Among Americans in general, he said, "A 183-centimetre, 113.4-kilogram man will be obese, but if he were an NFL [football player] of 190 centimetres weighing 127 kilograms, he might be solid muscle with only 2 per cent body fat."

In an editorial in Mayo Clinic Proceedings, Lavie and colleagues discussed what has been called the "obesity paradox" among patients with heart failure. The paradox refers to the repeated finding that while overweight people are more prone to heart failure, patients with heart failure have lower mortality rates if they are obese. The reason for this paradox is far from clear, although Lavie suggested that one explanation could be that once people become ill, having more bodily "reserve" could be to their advantage.

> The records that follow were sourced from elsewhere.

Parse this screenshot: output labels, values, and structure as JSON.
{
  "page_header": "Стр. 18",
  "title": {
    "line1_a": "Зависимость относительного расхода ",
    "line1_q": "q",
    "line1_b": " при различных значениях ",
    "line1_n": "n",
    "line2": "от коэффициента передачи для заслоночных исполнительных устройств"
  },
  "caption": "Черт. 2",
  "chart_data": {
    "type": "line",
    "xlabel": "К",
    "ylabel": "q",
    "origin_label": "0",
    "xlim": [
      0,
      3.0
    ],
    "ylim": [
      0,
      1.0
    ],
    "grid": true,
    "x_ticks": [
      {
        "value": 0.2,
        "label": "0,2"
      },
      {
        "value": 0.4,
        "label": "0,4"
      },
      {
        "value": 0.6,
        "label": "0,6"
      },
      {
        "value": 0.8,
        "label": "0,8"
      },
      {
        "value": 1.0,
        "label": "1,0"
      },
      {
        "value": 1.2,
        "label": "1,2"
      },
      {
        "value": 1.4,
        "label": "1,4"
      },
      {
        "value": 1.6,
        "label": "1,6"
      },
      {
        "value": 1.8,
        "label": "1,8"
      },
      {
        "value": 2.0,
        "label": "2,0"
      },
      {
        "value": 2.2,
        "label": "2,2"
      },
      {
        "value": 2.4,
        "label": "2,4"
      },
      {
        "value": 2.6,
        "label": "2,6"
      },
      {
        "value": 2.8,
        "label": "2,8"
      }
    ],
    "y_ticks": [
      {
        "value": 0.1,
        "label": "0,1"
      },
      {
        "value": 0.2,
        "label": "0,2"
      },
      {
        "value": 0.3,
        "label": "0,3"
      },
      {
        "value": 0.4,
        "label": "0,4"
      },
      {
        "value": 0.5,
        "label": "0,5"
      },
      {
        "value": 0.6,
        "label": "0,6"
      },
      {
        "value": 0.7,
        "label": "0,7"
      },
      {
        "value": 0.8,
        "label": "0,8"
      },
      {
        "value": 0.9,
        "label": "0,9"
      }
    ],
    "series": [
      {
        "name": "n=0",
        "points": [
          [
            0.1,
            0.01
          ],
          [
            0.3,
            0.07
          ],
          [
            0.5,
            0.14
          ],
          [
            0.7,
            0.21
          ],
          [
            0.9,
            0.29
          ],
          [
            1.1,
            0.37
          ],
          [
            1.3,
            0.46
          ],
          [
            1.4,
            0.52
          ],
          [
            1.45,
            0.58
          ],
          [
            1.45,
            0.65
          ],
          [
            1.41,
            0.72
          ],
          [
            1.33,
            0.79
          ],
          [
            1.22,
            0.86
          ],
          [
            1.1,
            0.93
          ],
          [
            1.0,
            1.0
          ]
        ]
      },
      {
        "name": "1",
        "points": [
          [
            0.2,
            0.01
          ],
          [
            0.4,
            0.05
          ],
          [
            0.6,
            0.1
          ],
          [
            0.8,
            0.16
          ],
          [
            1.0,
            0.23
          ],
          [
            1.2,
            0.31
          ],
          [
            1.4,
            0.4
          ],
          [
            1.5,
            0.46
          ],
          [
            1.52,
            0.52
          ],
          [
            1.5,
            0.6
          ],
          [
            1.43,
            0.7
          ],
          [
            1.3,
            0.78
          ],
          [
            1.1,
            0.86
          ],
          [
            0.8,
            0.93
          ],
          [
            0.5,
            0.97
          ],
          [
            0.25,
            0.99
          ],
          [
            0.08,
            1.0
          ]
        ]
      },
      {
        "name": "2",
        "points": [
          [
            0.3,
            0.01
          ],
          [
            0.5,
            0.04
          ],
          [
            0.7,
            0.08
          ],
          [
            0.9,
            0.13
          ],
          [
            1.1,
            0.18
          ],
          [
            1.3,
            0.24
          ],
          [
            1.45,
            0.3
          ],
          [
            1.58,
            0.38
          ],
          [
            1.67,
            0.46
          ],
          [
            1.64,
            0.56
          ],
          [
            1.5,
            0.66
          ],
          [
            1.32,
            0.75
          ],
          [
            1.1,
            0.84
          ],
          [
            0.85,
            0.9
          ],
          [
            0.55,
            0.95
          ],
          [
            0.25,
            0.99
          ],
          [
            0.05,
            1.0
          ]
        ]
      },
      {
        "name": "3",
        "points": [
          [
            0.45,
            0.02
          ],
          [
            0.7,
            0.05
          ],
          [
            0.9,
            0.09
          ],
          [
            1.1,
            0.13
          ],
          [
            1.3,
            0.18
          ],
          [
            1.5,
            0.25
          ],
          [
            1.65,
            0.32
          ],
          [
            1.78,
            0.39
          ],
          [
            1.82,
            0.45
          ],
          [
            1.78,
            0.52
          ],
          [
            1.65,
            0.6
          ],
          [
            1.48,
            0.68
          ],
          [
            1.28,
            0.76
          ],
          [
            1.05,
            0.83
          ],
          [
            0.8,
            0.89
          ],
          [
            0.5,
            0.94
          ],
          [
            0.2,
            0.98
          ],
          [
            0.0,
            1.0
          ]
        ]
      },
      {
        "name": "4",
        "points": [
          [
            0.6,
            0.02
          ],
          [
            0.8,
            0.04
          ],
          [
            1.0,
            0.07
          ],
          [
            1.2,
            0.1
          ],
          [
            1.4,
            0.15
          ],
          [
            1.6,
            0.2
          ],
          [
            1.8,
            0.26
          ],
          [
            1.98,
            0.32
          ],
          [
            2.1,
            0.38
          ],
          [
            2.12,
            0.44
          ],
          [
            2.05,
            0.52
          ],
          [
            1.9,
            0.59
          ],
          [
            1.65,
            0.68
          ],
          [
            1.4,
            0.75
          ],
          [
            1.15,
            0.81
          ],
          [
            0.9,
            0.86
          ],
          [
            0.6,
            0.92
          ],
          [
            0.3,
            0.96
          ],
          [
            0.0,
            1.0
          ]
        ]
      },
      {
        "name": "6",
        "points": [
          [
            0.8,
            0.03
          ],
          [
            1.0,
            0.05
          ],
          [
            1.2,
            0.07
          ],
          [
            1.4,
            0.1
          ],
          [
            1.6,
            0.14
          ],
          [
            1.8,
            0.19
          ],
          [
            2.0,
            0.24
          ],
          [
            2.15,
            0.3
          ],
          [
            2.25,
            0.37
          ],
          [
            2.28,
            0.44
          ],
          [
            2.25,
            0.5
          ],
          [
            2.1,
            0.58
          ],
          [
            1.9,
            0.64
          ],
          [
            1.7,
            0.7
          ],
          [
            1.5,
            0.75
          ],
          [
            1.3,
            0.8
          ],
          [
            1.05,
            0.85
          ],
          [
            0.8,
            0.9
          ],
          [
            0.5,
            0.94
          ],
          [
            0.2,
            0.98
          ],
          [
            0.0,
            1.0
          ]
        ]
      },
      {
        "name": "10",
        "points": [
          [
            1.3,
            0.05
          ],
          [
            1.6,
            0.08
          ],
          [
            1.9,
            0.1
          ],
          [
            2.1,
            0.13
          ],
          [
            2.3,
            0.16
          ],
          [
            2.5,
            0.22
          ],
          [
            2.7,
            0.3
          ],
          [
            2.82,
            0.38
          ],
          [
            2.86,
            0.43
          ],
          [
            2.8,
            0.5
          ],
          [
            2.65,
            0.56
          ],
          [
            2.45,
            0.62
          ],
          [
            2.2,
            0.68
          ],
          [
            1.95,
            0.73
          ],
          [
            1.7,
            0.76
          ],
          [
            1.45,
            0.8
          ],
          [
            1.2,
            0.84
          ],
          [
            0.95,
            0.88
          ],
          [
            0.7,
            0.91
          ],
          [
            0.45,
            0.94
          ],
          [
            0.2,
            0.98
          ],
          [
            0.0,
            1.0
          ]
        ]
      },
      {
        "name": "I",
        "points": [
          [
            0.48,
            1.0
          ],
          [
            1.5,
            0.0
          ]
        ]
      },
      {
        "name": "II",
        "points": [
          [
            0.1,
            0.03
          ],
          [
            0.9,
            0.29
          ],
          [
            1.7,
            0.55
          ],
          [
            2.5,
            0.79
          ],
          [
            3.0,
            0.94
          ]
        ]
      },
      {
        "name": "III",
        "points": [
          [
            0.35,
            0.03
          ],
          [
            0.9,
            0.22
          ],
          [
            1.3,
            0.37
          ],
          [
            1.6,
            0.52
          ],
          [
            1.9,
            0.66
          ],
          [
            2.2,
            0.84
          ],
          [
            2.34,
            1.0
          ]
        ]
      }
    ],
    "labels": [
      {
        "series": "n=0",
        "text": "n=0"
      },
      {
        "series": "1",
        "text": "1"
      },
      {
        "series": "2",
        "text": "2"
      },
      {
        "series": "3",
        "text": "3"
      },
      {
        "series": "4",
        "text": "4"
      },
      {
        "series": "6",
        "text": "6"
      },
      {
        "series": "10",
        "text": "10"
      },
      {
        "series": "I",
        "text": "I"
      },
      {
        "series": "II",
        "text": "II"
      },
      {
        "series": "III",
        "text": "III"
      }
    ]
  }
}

The editorial was prepared in response to a report in the same journal by Antigone Oreopoulos, of the University of Alberta, and her colleagues. The authors compared the BMI of 140 heart failure patients with a more accurate, although more involved, measure of fat and lean body mass using a DEXA scan (for dual energy X-ray absorptiometry). They found that BMI value alone misclassified the degree of body fatness in 41 per cent of the patients.

Their findings? Having more lean tissue and less fat may more accurately predict a patient's survival chances. Thus, among patients with heart failure, the authors say, "BMI may not be a good indicator of adiposity".

The article said: "Although BMI is the most common method to define overweightness and obesity in epidemiological studies and major clinical trials, clearly this method does not necessarily reflect true body fatness, and BMI/body fatness may differ considerably among people of different age, race and sex."

A more reliable, but still relatively simple, assessment of fatness would rely on a skin-fold score based on measurements taken with a caliper at several areas (in men, the thigh, mid-chest and abdomen, and in women, the thigh, triceps and area above the hip bone).

Tale of the tape ... BMI is a crude measure of fatness.


Or, since abdominal fat is more hazardous, simply take a tape measure around the widest part of the abdomen and another at the hips and calculate the waist-to-hip ratio. For men it should be no higher than 0.90, and for women, 0.83.

An oversize abdomen is symptomatic of too much metabolically active visceral fat, which increases the risk of heart attack and premature death.

If just waist measurements are used, Lavie said, a man's waist should be less than 101.6 centimetres and a woman's less than 89 centimetres.

Exercise is the best way to minimise an age-related rise in body fat, the doctor said. Aerobic exercise is not enough. You must also do weight training to build and maintain muscle.